Nosso problema, como bem a Shaide colocou nos comentários daquele post, é que acabamos por nos acomodar e, com isso, ensinamos nosso público a acatar a estética em detrimento da arte. Não, na verdade, não fizemos isso tudo sozinhas: os homens árabes ativos no meio da dança do ventre, na verdade, têm muita responsabilidade na marginalização da dança como um todo e no barateamento da dança do ventre feita pelas brasileiras em particular (não sabia disso? Então leia esse artigo aqui, ó. Se vc não consegue visualizar, vá à biblioteca da sua universidade, que deverá permitir o acesso). Essa sim, é a verdade cruel.

Que bem faz à praticante novata da dança dizer a ela que, para ser bem-sucedida, precisa estar “em-boa-forma” (um termo ridículo)? Não compreendo. NÃO PRECISA SER MAGRA PRA DANÇAR. Hello!!!!! Desculpe gritar assim, mas é um pensamento que me assombra de tão tacanho, acomodado e perigoso.

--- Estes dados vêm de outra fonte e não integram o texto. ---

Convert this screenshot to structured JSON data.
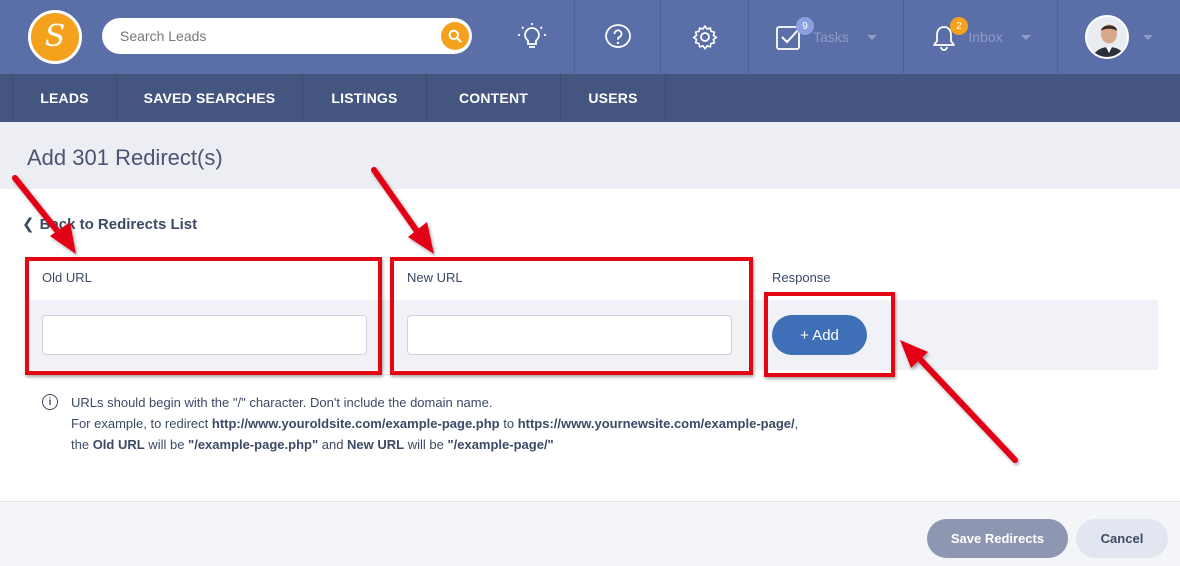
{
  "brand": {
    "logo_letter": "S",
    "accent": "#f4a11e",
    "topbar_color": "#5a6ea8",
    "subnav_color": "#44557f"
  },
  "search": {
    "placeholder": "Search Leads",
    "value": ""
  },
  "header_icons": [
    "lightbulb-icon",
    "help-icon",
    "gear-icon"
  ],
  "tasks": {
    "label": "Tasks",
    "badge": "9"
  },
  "inbox": {
    "label": "Inbox",
    "badge": "2"
  },
  "subnav": [
    {
      "label": "LEADS"
    },
    {
      "label": "SAVED SEARCHES"
    },
    {
      "label": "LISTINGS"
    },
    {
      "label": "CONTENT"
    },
    {
      "label": "USERS"
    }
  ],
  "page": {
    "title": "Add 301 Redirect(s)",
    "back_link": "Back to Redirects List"
  },
  "form": {
    "old_url_label": "Old URL",
    "new_url_label": "New URL",
    "response_label": "Response",
    "old_url_value": "",
    "new_url_value": "",
    "add_button": "+ Add"
  },
  "info": {
    "line1": "URLs should begin with the \"/\" character. Don't include the domain name.",
    "line2_a": "For example, to redirect ",
    "line2_old_site": "http://www.youroldsite.com/example-page.php",
    "line2_b": " to ",
    "line2_new_site": "https://www.yournewsite.com/example-page/",
    "line2_c": ",",
    "line3_a": "the ",
    "line3_old_label": "Old URL",
    "line3_b": " will be ",
    "line3_old_value": "\"/example-page.php\"",
    "line3_c": " and ",
    "line3_new_label": "New URL",
    "line3_d": " will be ",
    "line3_new_value": "\"/example-page/\""
  },
  "footer": {
    "save_button": "Save Redirects",
    "cancel_button": "Cancel"
  },
  "annotation_color": "#e30613"
}
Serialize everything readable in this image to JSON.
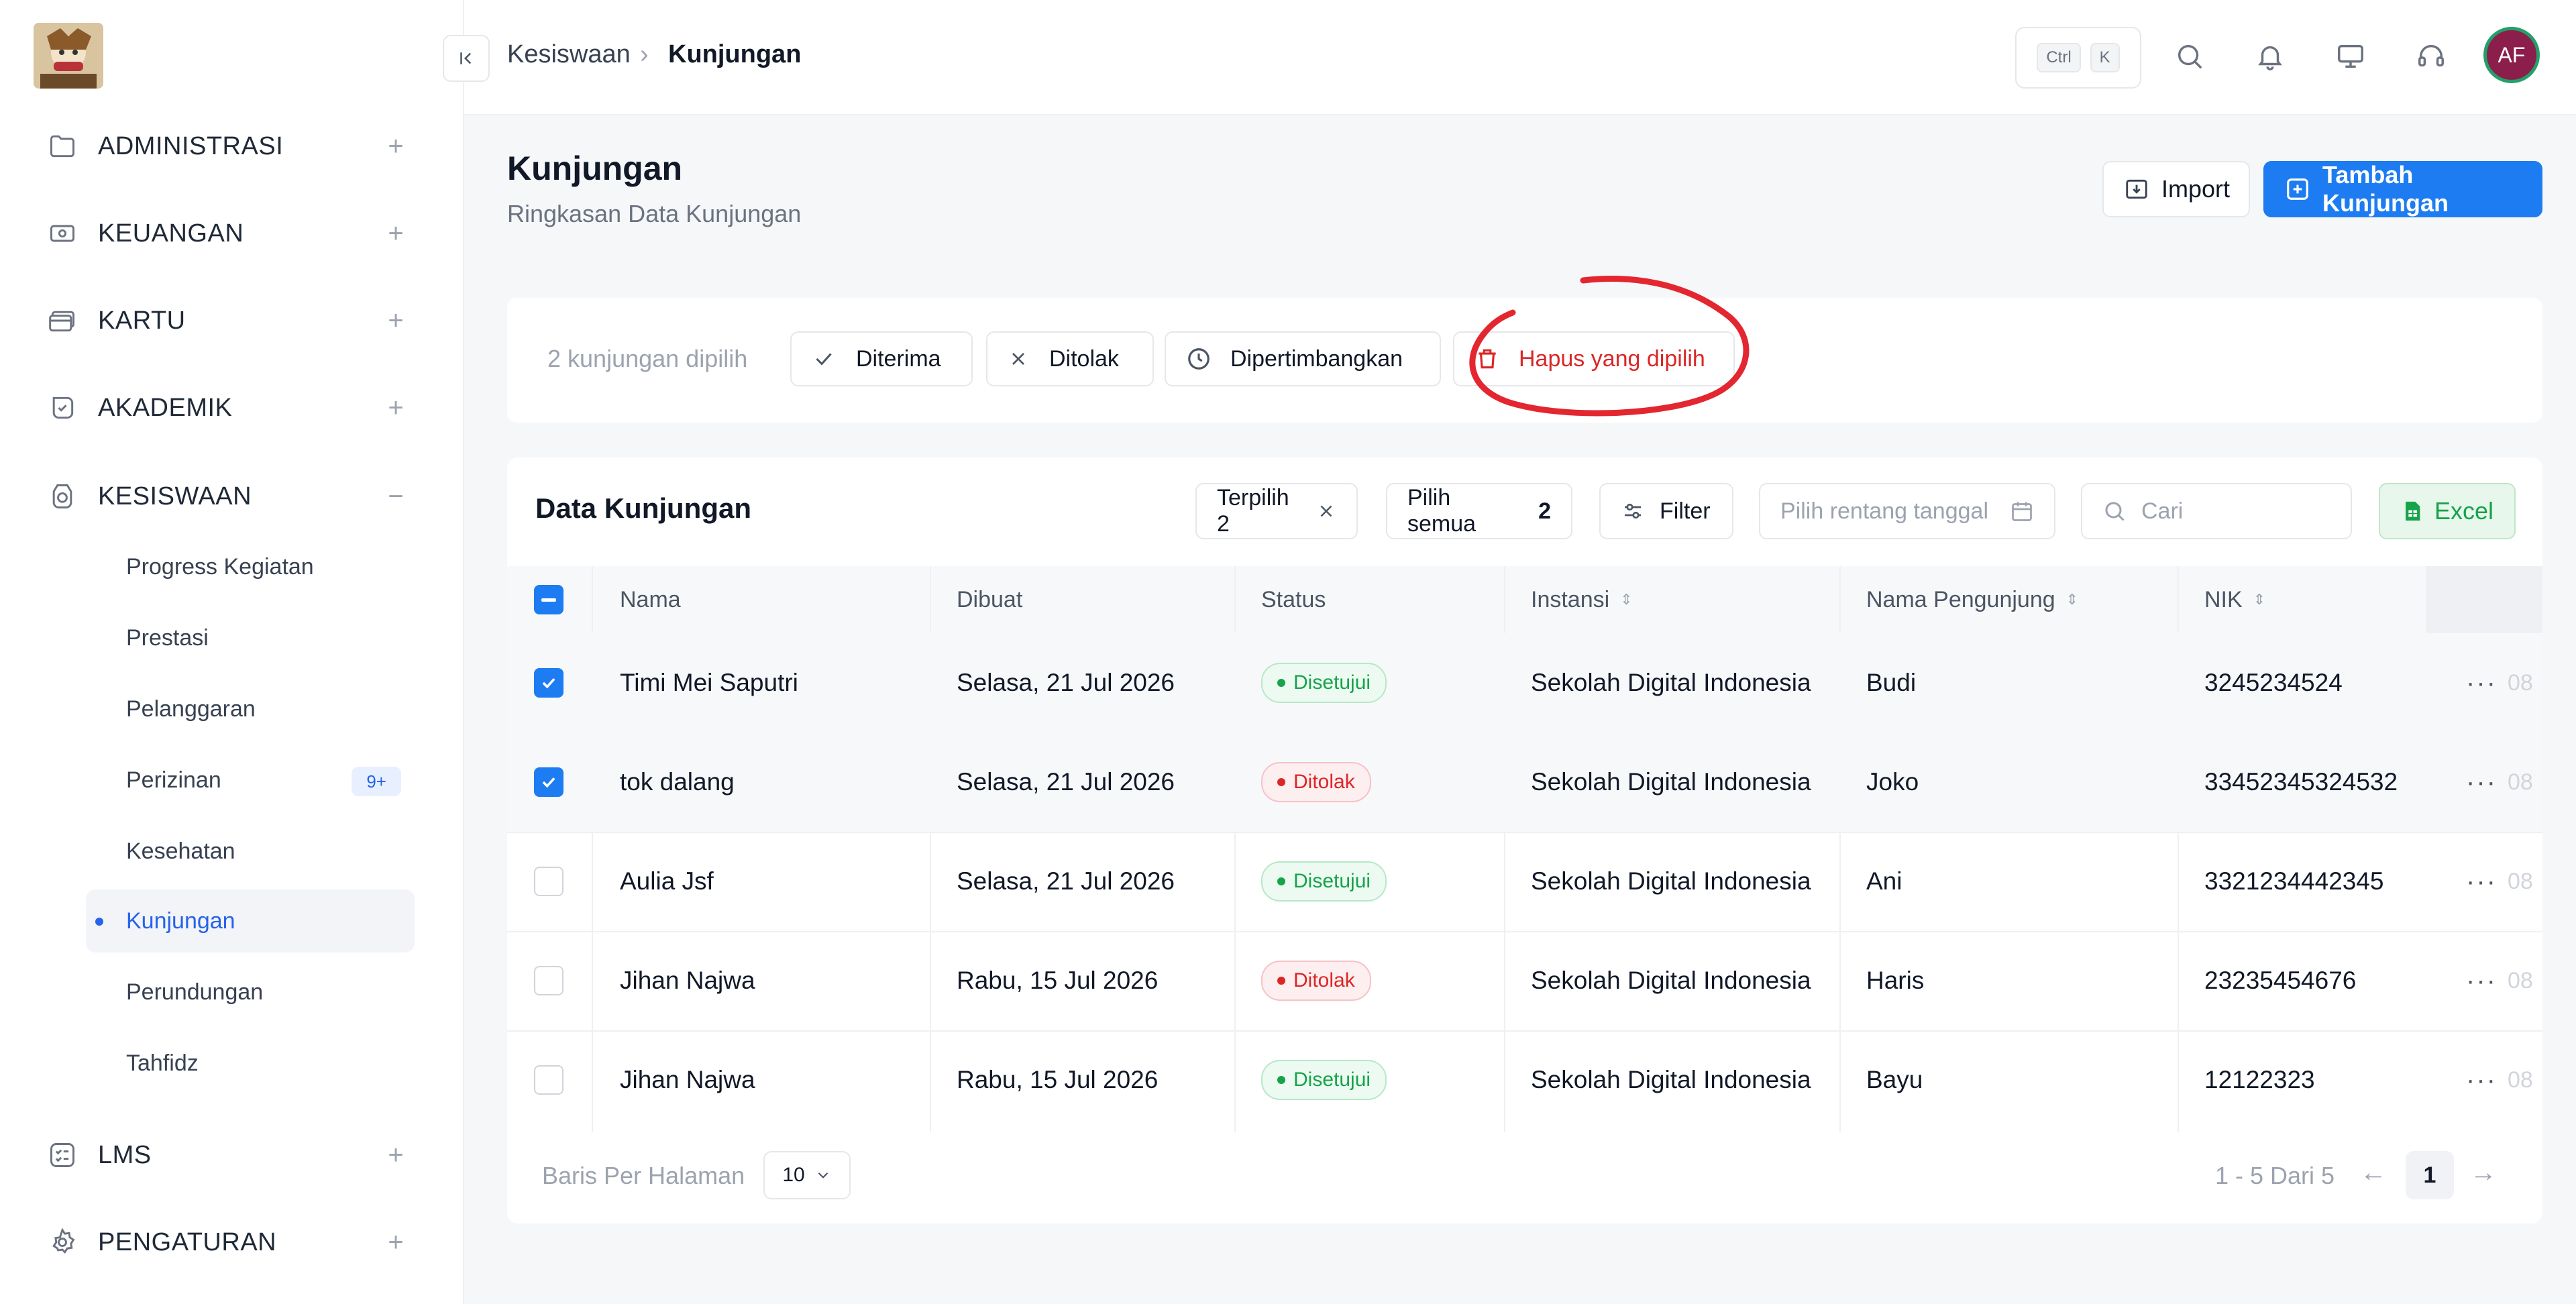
{
  "sidebar": {
    "groups": [
      {
        "label": "ADMINISTRASI",
        "toggle": "+",
        "icon": "folder-icon"
      },
      {
        "label": "KEUANGAN",
        "toggle": "+",
        "icon": "money-icon"
      },
      {
        "label": "KARTU",
        "toggle": "+",
        "icon": "card-icon"
      },
      {
        "label": "AKADEMIK",
        "toggle": "+",
        "icon": "academic-icon"
      },
      {
        "label": "KESISWAAN",
        "toggle": "−",
        "icon": "student-icon"
      },
      {
        "label": "LMS",
        "toggle": "+",
        "icon": "checklist-icon"
      },
      {
        "label": "PENGATURAN",
        "toggle": "+",
        "icon": "gear-icon"
      }
    ],
    "kesiswaan_items": [
      {
        "label": "Progress Kegiatan"
      },
      {
        "label": "Prestasi"
      },
      {
        "label": "Pelanggaran"
      },
      {
        "label": "Perizinan",
        "badge": "9+"
      },
      {
        "label": "Kesehatan"
      },
      {
        "label": "Kunjungan",
        "active": true
      },
      {
        "label": "Perundungan"
      },
      {
        "label": "Tahfidz"
      }
    ]
  },
  "topbar": {
    "breadcrumb": [
      "Kesiswaan",
      "Kunjungan"
    ],
    "shortcut": [
      "Ctrl",
      "K"
    ],
    "avatar_initials": "AF"
  },
  "header": {
    "title": "Kunjungan",
    "subtitle": "Ringkasan Data Kunjungan",
    "import_label": "Import",
    "add_label": "Tambah Kunjungan"
  },
  "bulk": {
    "selected_text": "2 kunjungan dipilih",
    "accept_label": "Diterima",
    "reject_label": "Ditolak",
    "consider_label": "Dipertimbangkan",
    "delete_label": "Hapus yang dipilih"
  },
  "table": {
    "title": "Data Kunjungan",
    "selected_label": "Terpilih 2",
    "select_all_label": "Pilih semua",
    "select_all_count": "2",
    "filter_label": "Filter",
    "date_placeholder": "Pilih rentang tanggal",
    "search_placeholder": "Cari",
    "excel_label": "Excel",
    "columns": [
      "Nama",
      "Dibuat",
      "Status",
      "Instansi",
      "Nama Pengunjung",
      "NIK"
    ],
    "rows": [
      {
        "nama": "Timi Mei Saputri",
        "dibuat": "Selasa, 21 Jul 2026",
        "status": "Disetujui",
        "instansi": "Sekolah Digital Indonesia",
        "pengunjung": "Budi",
        "nik": "3245234524",
        "checked": true,
        "ghost": "08"
      },
      {
        "nama": "tok dalang",
        "dibuat": "Selasa, 21 Jul 2026",
        "status": "Ditolak",
        "instansi": "Sekolah Digital Indonesia",
        "pengunjung": "Joko",
        "nik": "33452345324532",
        "checked": true,
        "ghost": "08"
      },
      {
        "nama": "Aulia Jsf",
        "dibuat": "Selasa, 21 Jul 2026",
        "status": "Disetujui",
        "instansi": "Sekolah Digital Indonesia",
        "pengunjung": "Ani",
        "nik": "3321234442345",
        "checked": false,
        "ghost": "08"
      },
      {
        "nama": "Jihan Najwa",
        "dibuat": "Rabu, 15 Jul 2026",
        "status": "Ditolak",
        "instansi": "Sekolah Digital Indonesia",
        "pengunjung": "Haris",
        "nik": "23235454676",
        "checked": false,
        "ghost": "08"
      },
      {
        "nama": "Jihan Najwa",
        "dibuat": "Rabu, 15 Jul 2026",
        "status": "Disetujui",
        "instansi": "Sekolah Digital Indonesia",
        "pengunjung": "Bayu",
        "nik": "12122323",
        "checked": false,
        "ghost": "08"
      }
    ]
  },
  "pagination": {
    "rows_label": "Baris Per Halaman",
    "per_page": "10",
    "range": "1 - 5 Dari 5",
    "current_page": "1"
  },
  "colors": {
    "primary": "#1e7cf2",
    "annotation": "#e3262f",
    "success": "#16a34a",
    "danger": "#dc2626"
  }
}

Cara, simplesmente dançe e difunda seu entendimento sobre a dança. Dane-se o restaurante, dane-se o contratante que acha caro pagar pela artista, danem-se as festinhas de aniversário de 80 anos que pedem uma gostosa. Afe!!!! Pensando em mercado, de fato, não se produz arte.

P.S.: cabeçalho bonito, né? Presente da Vivi, essa mulher linda, poderosa e uma verdadeira amiga da dança do ventre!

Não me pagaram, tá?

janeiro 29, 2011

A Gilded Serpent, minha revista preferida sobre dança do ventre, tá bombando. Ó:

Uma leitura interessante sobre o fusion.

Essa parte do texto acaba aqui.